Greek Prime Minister George Papandreou dropped a political bombshell Monday evening when he announced that Greek voters would get to say if they are willing to accept the rescue package agreed on by European leaders last week.
At a meeting of his party’s parliamentary group, Mr. Papandreou said there would be a vote of confidence on his government later this week and a referendum on the latest bailout package for Greece. He did not specify when the referendum was to be held or what the exact question put to Greek voters would be.
In Europe’s capitals, the announcement – coming after an EU emergency summit last week agreed on loans worth 130 billion euros ($177 billion) and a 50-percent debt write-off – caused angry reactions from EU politicians and new nervousness at financial markets.
But will Papandreou's government even survive to hold the Greek referendum? Observers in Greece are doubtful.
“I don’t think there will be a referendum,“ says Panagiotis Korliras, professor at the Athens University of Economics and Business. “I rather think the Papandreou government will fall, maybe as early as this week.”
Europe's politicians stunned, 'dismayed'
French President Nicolas Sarkozy is reported to be “dismayed,” according to French newspaper Le Monde. Later today he will discuss the Greek move in a phone call with German Chancellor Angela Merkel. Sweden’s Foreign Minister Carl Bildt said he had a hard time understanding what exactly Greek voters would be asked to vote on.
Finland’s Minister for European Affairs Alexander Stubb warned such a referendum would amount to a vote on Greece’s eurozone membership. And Rainer Brüderle, parliamentary floor leader for the FDP, the junior partner in Germany’s coalition government, told a German radio station that he was "irritated by the news.“
"This sounds to me like someone is trying to wriggle out of what was agreed – a strange thing to do,” said Mr. Brüderle, who was Germany's economy minister for the past two years.
European markets fell after the announcement. The FTSE 100 in London traded 2.5 percent lower, the Dax in Frankfurt fell 5 percent and the Cac-40 in Paris dropped 3.3 percent. Shares of banks like Deutsche Bank and Société Générale suffered, losing up to 10 percent of their value.
Analysts criticized Mr. Papandreou’s decision.
“The entire rescue package for Greece is up in the air again,” said Benjamin Schroeder of Commerzbank.
Folker Hellmeyer, chief analyst with the Bremer Landesbank, called the move “financial suicide.”

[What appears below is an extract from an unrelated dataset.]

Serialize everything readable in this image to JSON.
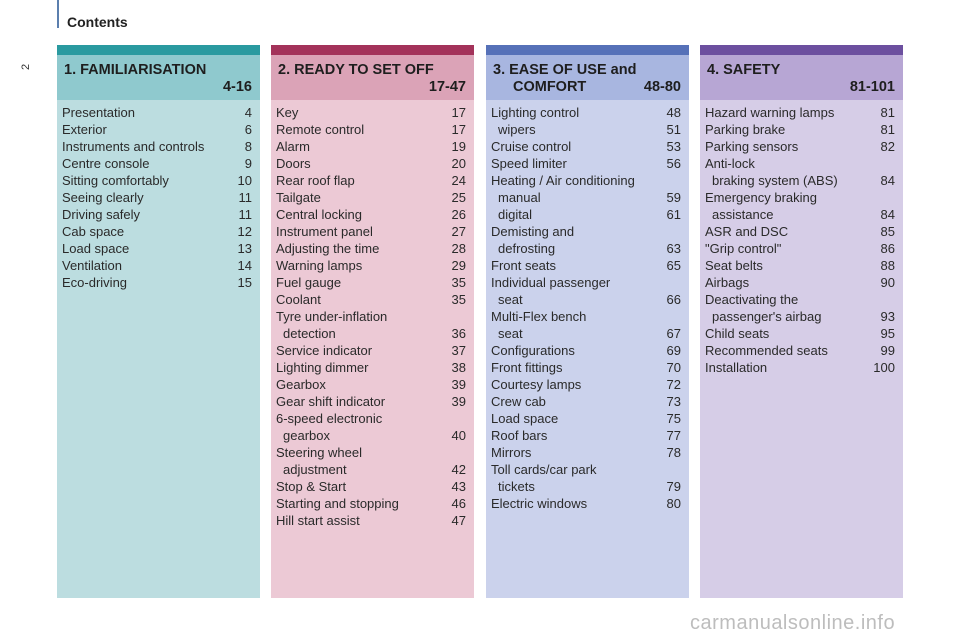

In Greece, Papandreou’s announcement is seen as an attempt to secure political backing for highly unpopular austerity measures – or a dignified exit from office. A poll published over the weekend in the Athens daily To Vima showed that 59 percent of Greeks believe the EU bailout package would have negative consequences for them. Fifty-four percent said they would welcome a referendum on the bailout. But at the same time 73 percent were in favor of Greece remaining a member of the eurozone.
“A Greek No vote would cause EU countries to rethink their commitments to the rescue package. And that in turn would mean that Greece can’t remain in the euro,” Mr. Rocholl says.
But it seems that the Greek PM has run out of options.
“Papandreou lacks the support of the opposition and of the electorate,” says Professor Korliras in Athens. “And he can’t even fully control his majority in parliament. So he is in a cul-de-sac.”
Given the current political climate, the most likely outcome of early elections, demanded by the political opposition, would be a coalition government – and that would be good news for Greece, Korliras believes.
“They would probably try to re-negotiate some parts of the bailout package, but in general they would go ahead with it," he says. "So there’s still hope for Greece within the eurozone.”